Pero no todos coincidían con mi opinión, y también hubo en aquellos días comentarios negativos. Siempre fui muy beligerante con ellos, allí donde me pidieron opinión. Yo defendí que si estaban enamorados la boda era positiva para la monarquía, en la medida en que la humanizaba. Letizia me parecía una mujer como tantas de nuestro país y hasta su divorcio era algo muy normal, a la vista del porcentaje de divorciados que existe en España.
En definitiva, defendí a ultranza esta boda.
A partir de ahí, viví una serie de acontecimientos que me marcaron. Con la distancia del tiempo transcurrido, aún no sé si para bien o para mal, pero desde luego me marcaron.
Superada la sorpresa inicial del compromiso, pronto empezaron a preguntarme qué le iba a regalar a los príncipes. Con la naturalidad que yo suelo comentar las cosas, en un primer momento dije que me lo iba a pensar y, más tarde, fui dando algunas pistas pero sin revelar cuál sería el objeto, lo cual dio lugar a todo tipo de especulaciones en la prensa.
Finalmente anuncié el regalo: una campana de tres mil quinientos kilos de peso, llamada Virgen Bien Aparecida (la Patrona de Cantabria), fabricada en Pedreña por un artesano que aún las elabora según los métodos tradicionales, con el fin de que fuera instalada en el jardín de la residencia de don Felipe y doña Letizia.
Al anunciar que era una campana, recibí todo tipo de críticas. En el periódico de mayor tirada de Cantabria se llegó a publicar un artículo que proponía que en el badajo de la campana fuera colgado yo mismo. «Volvemos al ruralismo de Revilla», «Revilla es un populachero», «Es de pueblo», «Qué van a decir los reyes» y otras lindezas similares fueron algunas de las respuestas que recibí tras anunciar el que iba a ser el regalo de la Comunidad Autónoma a los príncipes.
Pero yo tenía reservado un cartucho que hizo que las críticas se volvieran pronto en contra de quienes las hacían, porque pusieron de manifiesto su desconocimiento de la historia de Cantabria. De hecho, la mayoría de los cántabros no conocía cuáles habían sido los oficios tradicionales de nuestro pueblo, por lo que la polémica me permitió explicarles a qué se habían dedicado nuestros antepasados durante siglos y siglos.
Desde el siglo
XIII
y hasta casi el
XIX
, los cántabros fueron sobre todo canteros y campaneros. Los mejores canteros de España, que recorrían los pueblos de todo el país haciendo grandes palacios, iglesias y casonas.
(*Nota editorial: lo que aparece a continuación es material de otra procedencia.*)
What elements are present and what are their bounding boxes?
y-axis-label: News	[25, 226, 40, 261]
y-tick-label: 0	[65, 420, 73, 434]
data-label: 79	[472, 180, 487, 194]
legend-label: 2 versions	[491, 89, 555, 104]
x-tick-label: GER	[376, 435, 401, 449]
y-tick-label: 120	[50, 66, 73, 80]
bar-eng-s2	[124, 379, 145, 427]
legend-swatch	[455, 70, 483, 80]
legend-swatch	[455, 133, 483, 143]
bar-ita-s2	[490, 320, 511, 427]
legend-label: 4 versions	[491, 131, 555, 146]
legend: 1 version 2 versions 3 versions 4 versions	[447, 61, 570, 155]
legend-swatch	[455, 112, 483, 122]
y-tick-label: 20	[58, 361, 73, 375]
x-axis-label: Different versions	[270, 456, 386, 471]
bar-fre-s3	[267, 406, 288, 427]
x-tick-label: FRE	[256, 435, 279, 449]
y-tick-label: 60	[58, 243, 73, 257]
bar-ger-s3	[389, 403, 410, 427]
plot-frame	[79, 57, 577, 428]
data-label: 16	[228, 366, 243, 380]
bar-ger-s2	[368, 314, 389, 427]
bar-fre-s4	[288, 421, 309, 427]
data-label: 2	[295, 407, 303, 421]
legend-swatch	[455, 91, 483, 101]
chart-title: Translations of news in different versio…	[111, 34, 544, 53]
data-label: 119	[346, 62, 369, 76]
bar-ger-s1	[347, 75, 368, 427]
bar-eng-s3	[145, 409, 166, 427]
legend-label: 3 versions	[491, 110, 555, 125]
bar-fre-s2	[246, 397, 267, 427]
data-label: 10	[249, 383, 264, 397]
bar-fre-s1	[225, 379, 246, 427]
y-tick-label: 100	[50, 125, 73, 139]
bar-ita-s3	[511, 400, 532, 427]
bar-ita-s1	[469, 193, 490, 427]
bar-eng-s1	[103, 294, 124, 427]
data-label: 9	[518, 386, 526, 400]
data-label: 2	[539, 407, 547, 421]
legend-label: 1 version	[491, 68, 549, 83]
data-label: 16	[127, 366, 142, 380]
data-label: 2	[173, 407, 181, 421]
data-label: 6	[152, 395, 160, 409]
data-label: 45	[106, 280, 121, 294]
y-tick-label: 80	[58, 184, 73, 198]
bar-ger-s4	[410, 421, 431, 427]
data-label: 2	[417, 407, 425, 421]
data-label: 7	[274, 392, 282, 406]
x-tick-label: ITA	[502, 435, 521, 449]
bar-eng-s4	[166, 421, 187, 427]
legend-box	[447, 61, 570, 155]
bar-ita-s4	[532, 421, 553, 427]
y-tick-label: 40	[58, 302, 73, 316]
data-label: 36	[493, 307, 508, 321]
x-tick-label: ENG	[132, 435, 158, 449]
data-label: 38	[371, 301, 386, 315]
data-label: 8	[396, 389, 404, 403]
El más ilustre fue Juan de Herrera, autor de El Escorial.
Y grandes campaneros. Se dice que durante los siglos
XVI
y
XVII
salían de Cantabria más de dos mil artesanos a instalar campanas por todo el mundo, cosa que está demostrada, porque quien hace una campana la firma. Gracias a ello sabemos que la grande de Toledo, las grandes de Santiago de Compostela o que la primera que Hernán Cortés llevó al Nuevo Mundo en 1522 fueron hechas por cántabros. Esta última, la primera que llegó a América, fue fabricada en Meruelo y está instalada en un pueblecito muy cerca de la capital de México.
Los cántabros, por lo tanto, vivimos durante muchos años emigrando para participar en la construcción de casas y campanas. No hay que olvidar que la campana fue durante siglos algo así como lo que es el teléfono móvil en nuestros días. Era el medio de comunicación entre las gentes. Los barcos llevaban campana, las había en las iglesias, en los pueblos. Por el sonido de las campanas, yo que nací en un pueblo a dos mil metros de altura en Polaciones, sabíamos si se llamaba a los ganaderos para que abriesen los apliscos del ganado y subir a los pastos comunales. Por la campana se conocía si había un incendio, un muerto, cualquier cosa importante.